102 23 октября 1925 года

102

23 октября 1925 года

Милая моя Любонаша, дорогие мои девочки! Сегодня получил письмо от 18 октября и очень рад его спокойному хорошему тону и тому, что письма от вас стали исправно приходить и что вы, в общем, живете, по-видимому, благополучно.

Ну вот, миланчики мои, а у нас тут на вчерашнем четверговом заседании[432] наши "ребята", не говоря худого слова и вообще даже почти ничего не говоря для мотивировки этого решения, порешили меня перевести в Лондон, а Раковского в Париж[433]. Таким образом, нам еще раз суждено сделаться англичанами и еще раз переезжать канал[434] с имуществом — уже в обратном направлении.

По правде сказать, я почти никак (даже и про себя, не говоря уже внешне) не реагировал на эту перемену. С одной стороны, несколько жаль Фр[анцию] из-за климата, главным образом, и из-за здоровья маманички, а с другой — мне так опротивели французы и так бесплодно и глупо было это годичное сиденье в Париже, что я, по правде сказать, не без удовольствия распрощаюсь со всеми этими г[осподами]. Конечно, и в Лондоне не на розах придется возлежать, но как будто там все же больше похоже на дело. А и еще общее, я все более теряю вкус к дипломатической работе, и она меня влечет к себе все меньше и меньше.
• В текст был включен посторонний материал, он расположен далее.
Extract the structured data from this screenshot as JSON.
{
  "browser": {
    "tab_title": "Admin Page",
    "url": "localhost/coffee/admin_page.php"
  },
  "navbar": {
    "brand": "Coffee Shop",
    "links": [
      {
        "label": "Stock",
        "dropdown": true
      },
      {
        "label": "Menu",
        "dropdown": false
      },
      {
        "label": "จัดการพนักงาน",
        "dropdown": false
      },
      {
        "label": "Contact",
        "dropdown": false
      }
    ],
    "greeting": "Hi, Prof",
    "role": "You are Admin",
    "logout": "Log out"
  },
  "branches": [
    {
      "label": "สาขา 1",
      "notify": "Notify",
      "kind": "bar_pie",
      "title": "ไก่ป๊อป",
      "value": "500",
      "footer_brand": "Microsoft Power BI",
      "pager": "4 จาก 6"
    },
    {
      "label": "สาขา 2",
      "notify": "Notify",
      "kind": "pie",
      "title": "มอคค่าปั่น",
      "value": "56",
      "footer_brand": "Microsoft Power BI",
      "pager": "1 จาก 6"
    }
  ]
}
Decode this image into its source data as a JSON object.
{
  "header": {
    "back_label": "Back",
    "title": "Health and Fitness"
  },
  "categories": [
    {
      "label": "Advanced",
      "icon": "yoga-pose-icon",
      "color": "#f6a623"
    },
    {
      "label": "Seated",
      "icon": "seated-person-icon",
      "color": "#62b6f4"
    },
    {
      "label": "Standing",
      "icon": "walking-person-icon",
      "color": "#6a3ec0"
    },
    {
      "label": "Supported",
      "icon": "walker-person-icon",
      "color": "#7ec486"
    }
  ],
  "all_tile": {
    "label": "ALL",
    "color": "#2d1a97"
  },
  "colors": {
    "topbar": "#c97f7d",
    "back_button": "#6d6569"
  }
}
Здесь публика, вроде Стомонякова, прямо в бешенстве, что я не отклонил решительно и категорически всякое заграничное назначение и согласился еще раз на совместительство. Особенно теперь, когда на НКВТ идет такой нажим и когда, видимо, неизбежно слияние с Н[ар]комвнуторгом[435]. Переход исключительно на дипломатическую работу (в этом Ст[омоняков] прав) для меня не только противен, но и действительно невозможен: меня немедленно съели бы наркоминделовцы, не исключая и Литв[инова], а Чич[ерин] и подавно[436] — я ведь если и независим от них, то только потому, что у меня свой наркомат. С другой стороны, отказываться совсем от Лондона я считал бы неправильным: и некого туда послать, да и мне по некоторым соображениям пробыть там с год было бы небесполезно. Стомоняков — мастер давать благие советы, но когда дело идет о поддержке в постоянной повседневной работе, то у него сегодня кишки не работают, завтра голова болит, а если нет, так он нервничает, как истерическая дама, обижается на всех и вся, всюду видит подвох и интригу и проч[ее]. Что касается Фр[анции], то ввиду того, что

Де-[437] опять пошел в гору, может быть, Р[аковскому] и удастся кое-что сделать. В этом болоте, называемом фр[анцузским] политическим миром, только такой "смелый", чтобы не сказать больше, делец-министр может что-нибудь сделать, подмахнуть или дать кому-либо подмахнуть нужную бумажку и т. п. Дальбиез[438] наш почтенный не смог сделать абсолютно ничего, и вся ставка на него оказалась напрасной. Ладно еще, что не очень много стоила. С другой стороны, оставаться в Париже в атмосфере постоянных интриг и склок, в которой не брезгающие средствами противники могли доходить неизвестно до каких пределов, приятного и полезного было тоже мало.

Итак, опять превращаемся в лонд[онского] полпреда — How do you do?[439] Возьму кого-нибудь из девочек учиться английскому] яз[ыку], но как следует, вплотную. Может, еще придется в Америку съездить.

О времени отъезда ничего еще не могу сказать определенного. Надо подождать Фрумкина, а затем еще по Внешторгу не все тут закончено, хотя главные бои уже миновали и в общем и целом мы, вернее даже единолично я, позиции свои отстояли. Думаю, что недели в две-три справлюсь. Приеду сперва в Париж и там уже вместе решим, как и когда переезжать. Вы, конечно, по-своему тоже прикиньте, как быть со всем этим, и со школами, и со всем прочим. Похоже, что Катабраша наш все-таки угодит в Кембридж?[440] Людмильчик, мой родной, не пойдешь ли ты ко мне в секретари? Я бы уж в Совнаркоме выхлопотал на это разрешение?

Ну, пока до свидания, мои родимые. Маманичку милую целую несчетное число раз и девочек всех тоже.